E foi se afastando, alegre com o presente inesperado, e agora cantando: “Jesus Cristo, Jesus Cristo, Jesus Cristo, eu estou aqui...”
- Jesus Cristo! pensou o velho Artêmio, suando frio, dando partida na Veraneiro.- Quase me pegam. Mas acho que até o dia 15, ele já esqueceu.
Voltou para casa, não sem antes comprar outro panetone e uma garrafa de espumante, para o vizinho da direita.
Passou o Natal com toda a família, que ia aumentando, à medida que sua netas começavam a trazer os primeiros namorados. Se fosse levar todos para a Argentina, desta vez, tudo ia ficar mais caro...
Dormiu tranqüilo e, desta vez, sonhou com borboletas mesmo: não precisava nem interpretar, para ter certeza do resultado da extração.
No dia seguinte, sorria ao ver todas as suas netas, falando e rindo todas juntas, numa tagarelice feminina, muito familiar, exibindo os presentes que ganharam. Depois do almoço de Natal, recostou-se na sua poltrona e esperou, confiante, o resultado da extração, pela TV.

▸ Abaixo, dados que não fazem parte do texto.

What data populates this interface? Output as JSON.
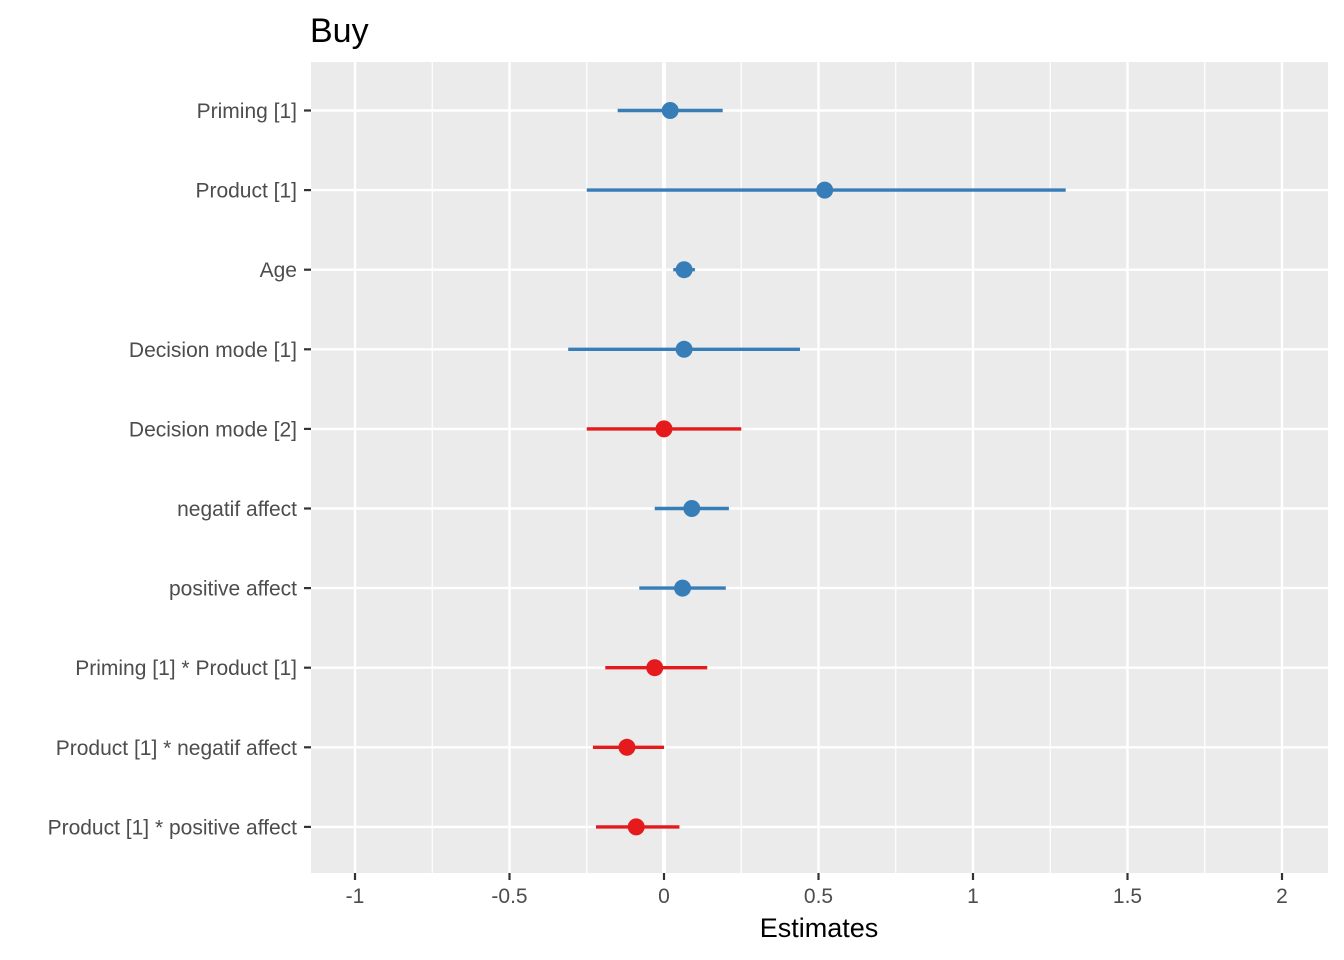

Não se espantou nem um pouco, não mexeu uma sobrancelha, quando a atriz-e-modelo, de gorrinho com pompom, bustiê e microssaia vermelha, tirou a primeira bola, com o número 8. Depois, uma mais loirinha, também à la Noel, sorriu para a tela, com o número 3 nas mãos. Uma mulatinha apresentou o 4. Outra morena tirou o 1 e, enfim, o próprio apresentador, saltitando entre as noeletes, exibiu o último número: 3. “Oitentetrês-mil, quatrocentos e treze: borboleta, na cabeça!”, berrava às câmeras, bendizendo o felizardo ganhador.
Só uma das dez netas percebeu o sorriso no canto da boca do avô. Achou melhor não comentar: ele, decerto, olhava para as pernas das mocinhas.
No dia seguinte, voltou à empresa – que, claro, não estava em férias coletivas. Chamou a Dona Lourdes e, seguindo o script que mentalizara, pediu a ela que pegasse, no jornal, as dezenas sorteadas. Ela se animou: só agora lembrara do bilhete comprado antes do Natal.
- Será que estamos ricos, seo Artêmio? O prêmio é de quinze milhões!
- Abra o cofre, Dona Lourdes, abra o cofre. Vamos ver o que é que deu.
A secretária deixou cair os óculos, antes de se pendurar aos berros no pescoço do seo Artêmio, que já ria, como criança. O bilhete que estava no cofre era o do primeiro prêmio: borboleta, na cabeça!